Although my first sporting love is cricket, I’m also a fan of Australian Rules Football (I support the West Coast Eagles – thanks for asking – and our season is hanging by a thread right now, but that’s a story for another day).
A common defensive tactic in Aussie Rules is ‘shepherding’, where you assist a team mate from a distance. In brief, if a team mate is running with the ball and an opponent is chasing them, you can push, bump, or block that opponent to give your team mate a clear run.
Photo: Flickerd, via Wikimedia Commons
Shepherding is illegal in other ball sports such as soccer and hockey, but is allowed in Aussie Rules and American Football (they call it ‘running interference’). The crowd cheers loudest for the player who kicks the goal, but they also applaud the team mate who cleared their path.

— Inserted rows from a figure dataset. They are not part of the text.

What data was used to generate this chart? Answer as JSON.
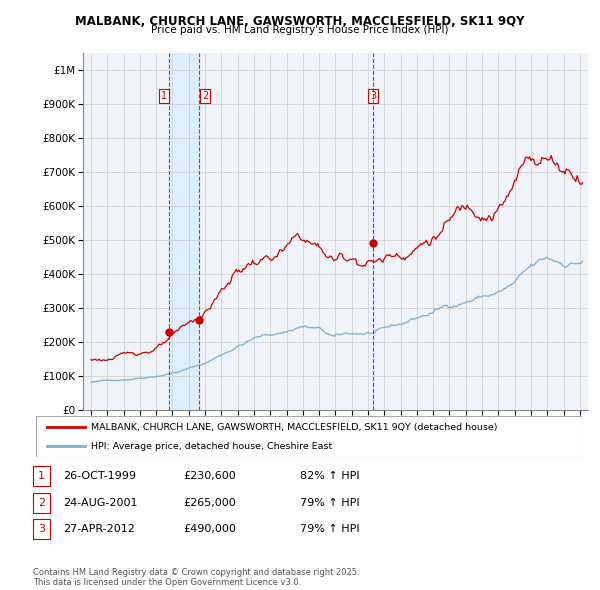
{
  "title_line1": "MALBANK, CHURCH LANE, GAWSWORTH, MACCLESFIELD, SK11 9QY",
  "title_line2": "Price paid vs. HM Land Registry's House Price Index (HPI)",
  "property_color": "#cc0000",
  "hpi_color": "#7ab0d4",
  "hpi_color_light": "#aaccee",
  "background_color": "#f0f4f8",
  "grid_color": "#cccccc",
  "ylim": [
    0,
    1050000
  ],
  "yticks": [
    0,
    100000,
    200000,
    300000,
    400000,
    500000,
    600000,
    700000,
    800000,
    900000,
    1000000
  ],
  "ytick_labels": [
    "£0",
    "£100K",
    "£200K",
    "£300K",
    "£400K",
    "£500K",
    "£600K",
    "£700K",
    "£800K",
    "£900K",
    "£1M"
  ],
  "xlim_start": 1994.5,
  "xlim_end": 2025.5,
  "xtick_years": [
    1995,
    1996,
    1997,
    1998,
    1999,
    2000,
    2001,
    2002,
    2003,
    2004,
    2005,
    2006,
    2007,
    2008,
    2009,
    2010,
    2011,
    2012,
    2013,
    2014,
    2015,
    2016,
    2017,
    2018,
    2019,
    2020,
    2021,
    2022,
    2023,
    2024,
    2025
  ],
  "purchases": [
    {
      "label": "1",
      "year": 1999.82,
      "price": 230600
    },
    {
      "label": "2",
      "year": 2001.65,
      "price": 265000
    },
    {
      "label": "3",
      "year": 2012.33,
      "price": 490000
    }
  ],
  "purchase_vline_color": "#cc0000",
  "shade_color": "#ddeeff",
  "legend_property_label": "MALBANK, CHURCH LANE, GAWSWORTH, MACCLESFIELD, SK11 9QY (detached house)",
  "legend_hpi_label": "HPI: Average price, detached house, Cheshire East",
  "table_rows": [
    {
      "num": "1",
      "date": "26-OCT-1999",
      "price": "£230,600",
      "hpi": "82% ↑ HPI"
    },
    {
      "num": "2",
      "date": "24-AUG-2001",
      "price": "£265,000",
      "hpi": "79% ↑ HPI"
    },
    {
      "num": "3",
      "date": "27-APR-2012",
      "price": "£490,000",
      "hpi": "79% ↑ HPI"
    }
  ],
  "footnote": "Contains HM Land Registry data © Crown copyright and database right 2025.\nThis data is licensed under the Open Government Licence v3.0."
}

Part of your role as a leader is to shepherd your team towards your goals – especially in a fast-changing, volatile world. While they are running with the ball, you clear their path, eliminating obstacles, removing distractions, and finding resources.
This is not only your role. In an Aussie Rules team, everybody is expected to shepherd, and the same applies to your team. To find ways to help each other, ask these three questions:
- What can we stop doing? You could eliminate unnecessary reports and meetings, stop interrupting people while they are deep in work, or remove unnecessary processes.
- What can we keep doing? Identify what’s working and consider how to optimise it, amplify it, enhance it, or apply it in other areas. Also share your ideas with other teams so you all improve.
- What can we start doing? You could create new work flows, run short micro-skills training sessions, automate repetitive tasks, or document some processes.
You might be surprised by the number and quality of ideas you generate as a team, and you can implement many of them quickly and cheaply to clear the path for the future.